Payday loans are getting popular for people who need immediate funding for any emergency expenses, especially nowadays when there is a global financial crisis going on. A payday loan offers a financial solution by providing quick cash even for people with bad credit.
However, a payday loan is a not a one-size-fits-all solution because there are certain things that borrowers must consider.
Here’s why many people decided to take payday loans, despite the usual negative connotations:
PROS of Payday Loans
#1 Few requirements. Compared to traditional loans, a payday loan has significant few and basic requirements. Traditional lenders will usually require personal ID, Social Security number, proof of employment and income, and a credit check for them to see if you are financially capable. In payday loans the requirements are quite basic:
- Mus be at least 18 years of age
- Government-issued ID or Social Security number
- Regular source of income
- Active bank account
#2 Very easy to access. One of the best advantages of payday loan is that it provides quickest and easiest access to cash funding. The usual release of loan amount is within 24 hours therefore you can get the money you need quickly. Most payday loan lenders are also available 24/7 and accessible online. Interestingly, loan apps can quickly process loan applications in as little as five minutes.
#3 No credit checking. People with bad credit can easily take a payday loan since it does not require credit history.

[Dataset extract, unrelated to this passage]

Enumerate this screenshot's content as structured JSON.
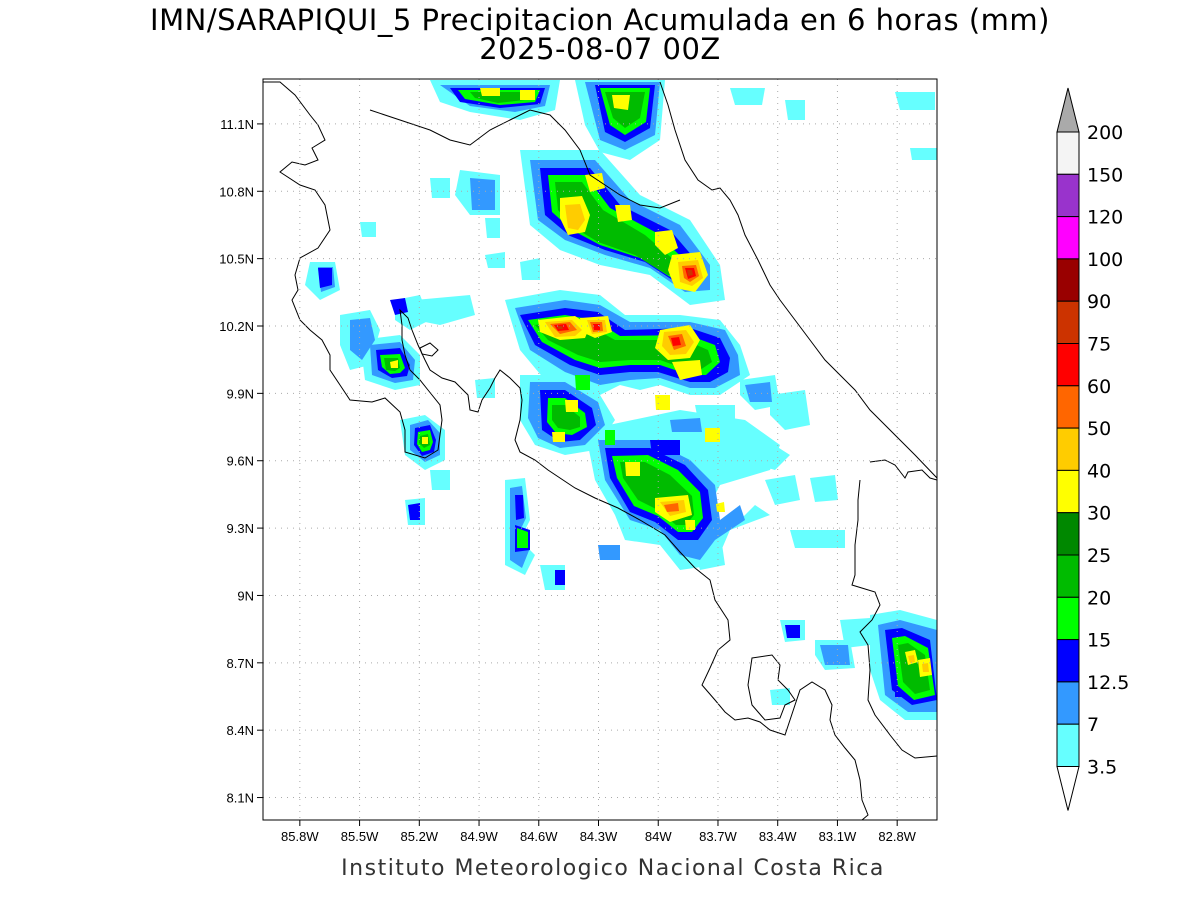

#4 No collateral needed. Another key feature of a payday loan is that it falls under unsecured loans wherein it does not require any collateral. This will benefit the borrower since his property or car will not be at risk if ever there is failure in repayment.
CONS of Payday Loans
#1 Payday loans have high interest rates. What makes a payday loan incur a higher interest rate than the usual traditional type of loans is the fact that this falls under the unsecured loan category. This is one way for the lenders to balance off the risk they take when they approve an amount for a loan.
#2 Tendency to get trapped on a debt cycle. With higher interest rates and short repayment period, borrowers have the tendency to rollover or request for a loan extension which will incur additional charges.
Just like any other loans out there, there is always a good and a bad side to borrowing money. It becomes a good idea to apply or take out a loan if you will use the money to fund emergencies, daily necessities, for business or investment or to pay off a loan with a bigger interest rate, popularly known as debt consolidation. Loans and debts aren’t bad if your goal of having one would make your life better or would help you reach your financial goals. Remember that taking out a loan or having a debt is a huge responsibility that should never be taken for granted. The only way to be responsible is to pay your dues on time or before the deadline or pay in full before the term matures. If you will not be responsible enough, your loan can break your finances and will give you a lot of troubles in life.